Turns out he was probably twenty-nine, as I learned when he died last week at the age of sixty-five, presumably (and hopefully) borne aloft to heaven on the wanking strains of 1978’s “Eruption”—though likely not as played by Jack White, who declined to tear through that or any other Van Halen classic on Saturday Night Live, on which he was guesting as a last-minute replacement for a country artist seen masklessly kissing coeds on TikTok the previous week. WWEVHD? What would Eddie Van Halen do? Who knows, but White wisely took the high road. “I won’t insult the man’s talent by trying to play one of his songs tonight,” he said before the performance, instead tapping a few licks in the shredder’s signature style on his custom blue EVH Wolfgang near the end of one of his own compositions. White, by the way, is a man unafraid to cut heads with JIMMY PAGE OF LED ZEPPELIN. What better tribute to your skills than to have the guy refuse to play your songs in public? If I were Eddie Van Halen I would be ripping off my banana-yellow, zebra-print jacket in joy.

As anyone who’s ever held a guitar, a blunt, or a shit-paying entry-level job knows, Van Halen was a genius. A phantasmagorical guitar player and a fiery dynamo continuously (and often shirtlessly) emitting liquid hot solos, crackling arpeggios, and memorable, incendiary riffs in the service of partyful hard rock (cue Michael Anthony wielding Jack Daniels–shaped bass), he was also an inventor.

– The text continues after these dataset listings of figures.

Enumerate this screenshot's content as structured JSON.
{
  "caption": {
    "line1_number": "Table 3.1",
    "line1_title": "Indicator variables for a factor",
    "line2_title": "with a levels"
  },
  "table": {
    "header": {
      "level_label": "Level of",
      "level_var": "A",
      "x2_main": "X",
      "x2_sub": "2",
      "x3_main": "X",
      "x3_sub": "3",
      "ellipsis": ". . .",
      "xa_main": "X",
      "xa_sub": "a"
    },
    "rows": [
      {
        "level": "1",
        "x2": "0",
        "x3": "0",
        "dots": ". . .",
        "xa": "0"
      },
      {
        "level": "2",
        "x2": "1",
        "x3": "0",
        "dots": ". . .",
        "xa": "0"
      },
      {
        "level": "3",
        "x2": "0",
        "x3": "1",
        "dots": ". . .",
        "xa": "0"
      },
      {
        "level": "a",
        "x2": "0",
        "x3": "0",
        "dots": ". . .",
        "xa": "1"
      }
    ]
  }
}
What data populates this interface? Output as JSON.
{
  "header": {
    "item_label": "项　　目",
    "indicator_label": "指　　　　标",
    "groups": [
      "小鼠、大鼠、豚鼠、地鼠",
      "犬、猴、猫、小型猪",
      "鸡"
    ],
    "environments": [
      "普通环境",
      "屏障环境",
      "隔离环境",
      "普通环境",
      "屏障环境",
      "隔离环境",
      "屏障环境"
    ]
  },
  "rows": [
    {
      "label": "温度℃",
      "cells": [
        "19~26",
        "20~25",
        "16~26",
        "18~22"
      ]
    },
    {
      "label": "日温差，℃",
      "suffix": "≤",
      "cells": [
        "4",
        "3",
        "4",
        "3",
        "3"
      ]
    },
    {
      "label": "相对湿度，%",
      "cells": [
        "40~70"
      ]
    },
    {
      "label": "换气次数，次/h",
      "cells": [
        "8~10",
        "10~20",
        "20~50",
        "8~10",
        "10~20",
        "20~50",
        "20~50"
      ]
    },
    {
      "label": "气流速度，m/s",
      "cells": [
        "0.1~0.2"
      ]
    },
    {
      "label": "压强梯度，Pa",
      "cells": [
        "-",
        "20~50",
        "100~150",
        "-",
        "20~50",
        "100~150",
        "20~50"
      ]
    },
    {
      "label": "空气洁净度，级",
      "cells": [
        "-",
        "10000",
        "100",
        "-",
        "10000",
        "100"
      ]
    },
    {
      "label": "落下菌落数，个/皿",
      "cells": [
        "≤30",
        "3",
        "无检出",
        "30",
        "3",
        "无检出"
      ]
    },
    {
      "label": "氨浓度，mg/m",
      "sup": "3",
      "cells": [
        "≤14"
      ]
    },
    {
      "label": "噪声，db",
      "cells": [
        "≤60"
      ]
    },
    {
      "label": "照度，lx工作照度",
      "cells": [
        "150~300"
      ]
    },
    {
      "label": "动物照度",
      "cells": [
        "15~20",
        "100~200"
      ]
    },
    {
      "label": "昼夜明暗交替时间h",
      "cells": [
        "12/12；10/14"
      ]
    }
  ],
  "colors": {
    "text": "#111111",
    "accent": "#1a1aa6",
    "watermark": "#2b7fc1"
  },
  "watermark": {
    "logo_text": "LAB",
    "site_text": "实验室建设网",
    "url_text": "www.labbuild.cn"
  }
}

Among the devices he built was his iconic spray-painted “Frankenstein” guitar which he made by fusing Gibson and Fender parts with other, less standard objects, including duct tape and spare change. In 1985, he patented a device that would allow a guitar to rest on his standing body without the aid of his hands, leaving him free to deploy the tapping technique that he popularized and that has become synonymous with his oeuvre. Even in his decline he continued to innovate: mid-period Van Halen vocalist Sammy Hagar averred that the guitarist claimed to have had “pieces of his tongue liquefied and injected into his body” as part of his fight against the cancer that ultimately killed him, and that Van Halen had told him he’d “stayed awake” through a hip operation and “helped the doctor drill the hole.”

In the past few days, fans have launched a campaign to light New York’s Empire State Building red and white in his honor, created a video game segment in which pirates perform a slightly tropical-tinged and totally awful version of “Jump,” and relabeled a Brooklyn subway stop Van Halen Avenue. Tributes have appeared across all realms of social media and in established publications from the New Yorker to the National Review, Al Jazeera to Stars and Stripes, Vanity Fair to Car and Driver. It’s hard to get people to agree on much these days, but it seems pretty much everyone misses Eddie Van Halen.

Polly Watson is a musician, editor, and writer based in New York.

*This was and remains patently untrue.